何人たりとも、この想いを止められない!!」
「何なのアイツ……すっげー!」
賞賛、と言うよりも唖然としているハンナに、明石は独り言の様に言葉を紡ぐ。
「あれが……丑三清志郎。俺が1番頼りにしてる男だ。
戦おう、俺達も」
「チッ、それしかねぇみたいだが、リリィを倒す方法がまだーー「あるさ」
明石は右手首に左手をやり、脈を測るように押さえてからグルっと回す。
すると、明石のグローブが輝きを持つ。
夏川めぐを飛ばした時のリリィのグローブの様に。
「ここで戦いを終わらせる」
ファトマ・カルカヴァンと丑三清志郎の後を追って、太陽の国とやらの兵士を(その下の足場を凍らせて滑らせる事で)退けて進む光圀。
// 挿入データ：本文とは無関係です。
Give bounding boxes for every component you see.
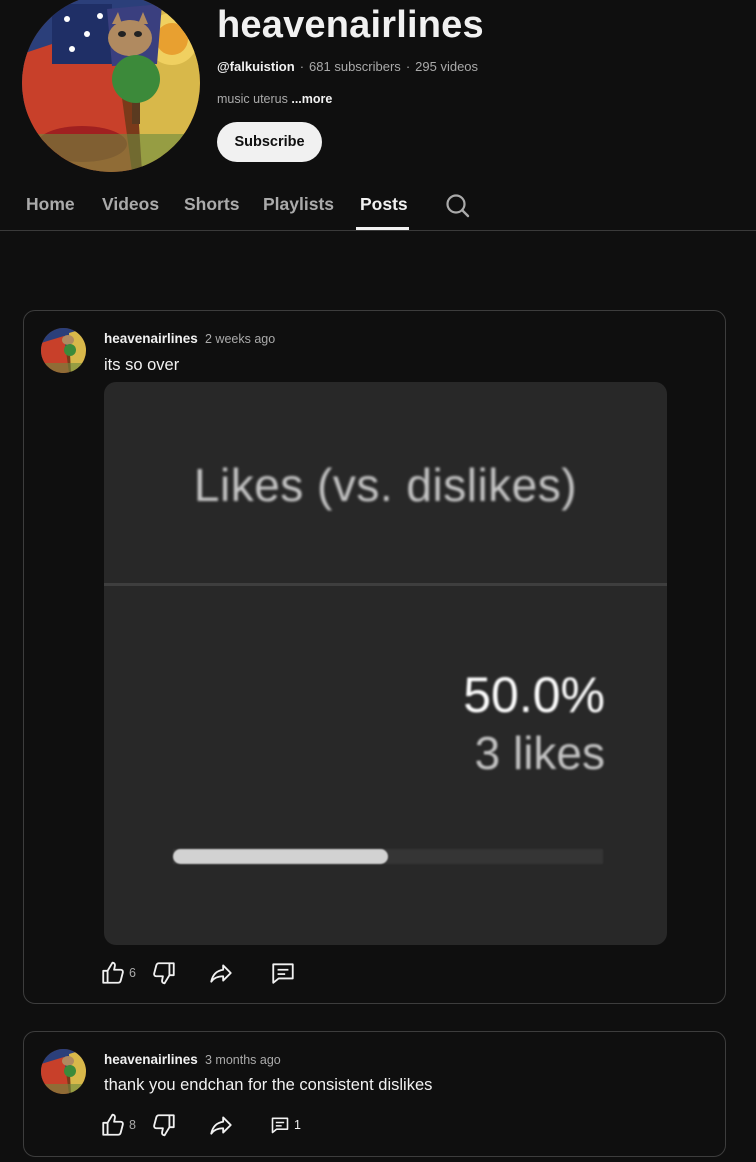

(あーもー無茶しやがる。こんな敵地のど真ん中でも丑三はいつも通りだな、オイ)
ヘラヘラと笑いながら韻を踏み続ける光圀。と、その視界の端、先程まで彼や丑三達がいた方向に、光を捕らえた。
(……何だ?あれは?)
思考する間に、その光はどんどんと大きくなっていく。それはやがて紫村達や敵スパイがいる場所へと到達すると、
数人の身体を貫通して、更に突き進む。
「は!?」
光圀はライムも中断して、そちらに首を向ける。その間にも光はどんどんと近づいてきている!!
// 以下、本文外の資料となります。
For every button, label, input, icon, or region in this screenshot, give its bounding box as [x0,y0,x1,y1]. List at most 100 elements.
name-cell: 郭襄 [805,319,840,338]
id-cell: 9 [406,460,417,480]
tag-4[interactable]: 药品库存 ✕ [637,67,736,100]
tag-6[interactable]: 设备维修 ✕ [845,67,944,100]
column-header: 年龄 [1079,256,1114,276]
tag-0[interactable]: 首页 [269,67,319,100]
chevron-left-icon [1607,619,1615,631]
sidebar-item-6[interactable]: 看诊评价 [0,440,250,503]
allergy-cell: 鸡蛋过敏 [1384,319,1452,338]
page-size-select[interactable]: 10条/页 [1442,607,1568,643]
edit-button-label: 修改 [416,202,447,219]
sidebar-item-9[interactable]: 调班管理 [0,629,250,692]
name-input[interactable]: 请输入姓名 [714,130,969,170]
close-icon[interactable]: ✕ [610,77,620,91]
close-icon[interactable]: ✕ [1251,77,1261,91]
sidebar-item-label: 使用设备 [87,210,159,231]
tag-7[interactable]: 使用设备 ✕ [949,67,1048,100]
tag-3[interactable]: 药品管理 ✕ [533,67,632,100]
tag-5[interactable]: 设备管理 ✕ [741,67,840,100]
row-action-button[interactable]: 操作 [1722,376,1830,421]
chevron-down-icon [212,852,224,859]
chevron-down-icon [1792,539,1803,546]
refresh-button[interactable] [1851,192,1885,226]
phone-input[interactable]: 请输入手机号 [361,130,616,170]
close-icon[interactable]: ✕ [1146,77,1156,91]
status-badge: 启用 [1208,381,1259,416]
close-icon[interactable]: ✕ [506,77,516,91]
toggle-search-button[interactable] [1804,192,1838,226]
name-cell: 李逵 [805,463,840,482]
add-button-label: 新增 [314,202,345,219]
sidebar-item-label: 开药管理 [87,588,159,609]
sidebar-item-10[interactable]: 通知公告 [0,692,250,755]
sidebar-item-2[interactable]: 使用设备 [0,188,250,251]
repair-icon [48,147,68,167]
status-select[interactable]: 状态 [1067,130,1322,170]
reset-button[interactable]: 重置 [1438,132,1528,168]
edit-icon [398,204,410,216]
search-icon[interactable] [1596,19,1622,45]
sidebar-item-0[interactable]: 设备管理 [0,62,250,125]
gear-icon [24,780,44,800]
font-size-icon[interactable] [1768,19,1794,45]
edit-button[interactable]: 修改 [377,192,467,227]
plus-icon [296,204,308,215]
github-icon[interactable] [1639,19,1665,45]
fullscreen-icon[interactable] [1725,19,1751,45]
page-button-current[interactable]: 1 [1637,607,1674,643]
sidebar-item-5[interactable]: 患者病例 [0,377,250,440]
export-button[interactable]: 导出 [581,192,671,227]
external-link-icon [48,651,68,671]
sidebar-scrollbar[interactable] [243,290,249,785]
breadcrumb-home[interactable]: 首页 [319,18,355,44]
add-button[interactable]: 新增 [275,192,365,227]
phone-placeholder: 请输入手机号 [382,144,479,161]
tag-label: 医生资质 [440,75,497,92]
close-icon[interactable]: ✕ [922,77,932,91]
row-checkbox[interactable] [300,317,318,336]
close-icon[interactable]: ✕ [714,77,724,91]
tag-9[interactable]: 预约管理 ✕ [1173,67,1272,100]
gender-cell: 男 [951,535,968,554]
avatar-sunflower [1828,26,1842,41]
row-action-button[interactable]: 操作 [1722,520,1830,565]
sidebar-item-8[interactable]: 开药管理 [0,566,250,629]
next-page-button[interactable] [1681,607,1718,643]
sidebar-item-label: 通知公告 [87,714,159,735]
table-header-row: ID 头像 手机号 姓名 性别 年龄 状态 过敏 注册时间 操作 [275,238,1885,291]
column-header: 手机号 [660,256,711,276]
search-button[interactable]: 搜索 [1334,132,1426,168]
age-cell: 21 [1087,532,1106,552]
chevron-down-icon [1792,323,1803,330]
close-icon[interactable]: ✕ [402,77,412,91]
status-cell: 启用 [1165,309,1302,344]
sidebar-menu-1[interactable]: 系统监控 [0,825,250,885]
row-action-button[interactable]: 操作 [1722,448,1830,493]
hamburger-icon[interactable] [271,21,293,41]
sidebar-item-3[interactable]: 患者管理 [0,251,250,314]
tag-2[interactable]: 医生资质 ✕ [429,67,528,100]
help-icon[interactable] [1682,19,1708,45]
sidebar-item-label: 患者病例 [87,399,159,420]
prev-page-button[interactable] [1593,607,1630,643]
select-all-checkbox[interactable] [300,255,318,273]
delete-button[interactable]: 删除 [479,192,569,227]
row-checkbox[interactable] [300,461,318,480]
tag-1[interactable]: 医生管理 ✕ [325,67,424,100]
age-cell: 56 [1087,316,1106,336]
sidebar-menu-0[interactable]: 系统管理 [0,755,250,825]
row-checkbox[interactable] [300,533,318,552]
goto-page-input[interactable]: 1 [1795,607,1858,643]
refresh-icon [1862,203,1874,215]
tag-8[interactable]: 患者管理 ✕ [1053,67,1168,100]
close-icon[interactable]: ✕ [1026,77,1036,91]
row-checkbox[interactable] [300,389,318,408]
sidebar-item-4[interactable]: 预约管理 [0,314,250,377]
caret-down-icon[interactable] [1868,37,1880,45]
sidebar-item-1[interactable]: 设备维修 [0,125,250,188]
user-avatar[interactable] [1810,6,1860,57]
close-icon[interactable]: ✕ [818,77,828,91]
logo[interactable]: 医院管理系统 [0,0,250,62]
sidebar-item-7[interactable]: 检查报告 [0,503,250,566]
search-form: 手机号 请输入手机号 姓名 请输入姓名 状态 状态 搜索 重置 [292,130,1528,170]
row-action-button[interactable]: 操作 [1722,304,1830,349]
(何だあのレーザービーム!直径50cmはあるぞ!……この進路上だったら俺は当たらねぇとは思うが……!?)
文字通りの光速、とはいかないまでも高速で近づいてくる光線。その進路上にいるのは、女の子を抱えて奮戦している丑三清志郎。
いや、正確には『抱えられている少女』。
星の国のキング、ファトマ・カルカヴァン。
「くそったれ!誰だか知らねぇが、絶対にやらせねぇ!」
巴光圀は、そちらに向かって飛ぶ!手元にあるのはマイカフォン。彼は早口で韻を踏んで、特性の氷を発動させる!
「出てこい『エーキュー・クリスタル』!」
出てきた溶ける事の無い氷に光線がぶつかる!!
(俺の氷は透明に透き通ってる!だから光を当てたら乱反射して分散する!)
光圀の思った通り、光線は氷結晶を起点として様々な方向へと分散していく!
(そしてこれくらいなら!!)
直後、肉を焼く様な音と臭いが丑三の耳鼻に届いた。丑三は動きを止め、そちらを振り返る。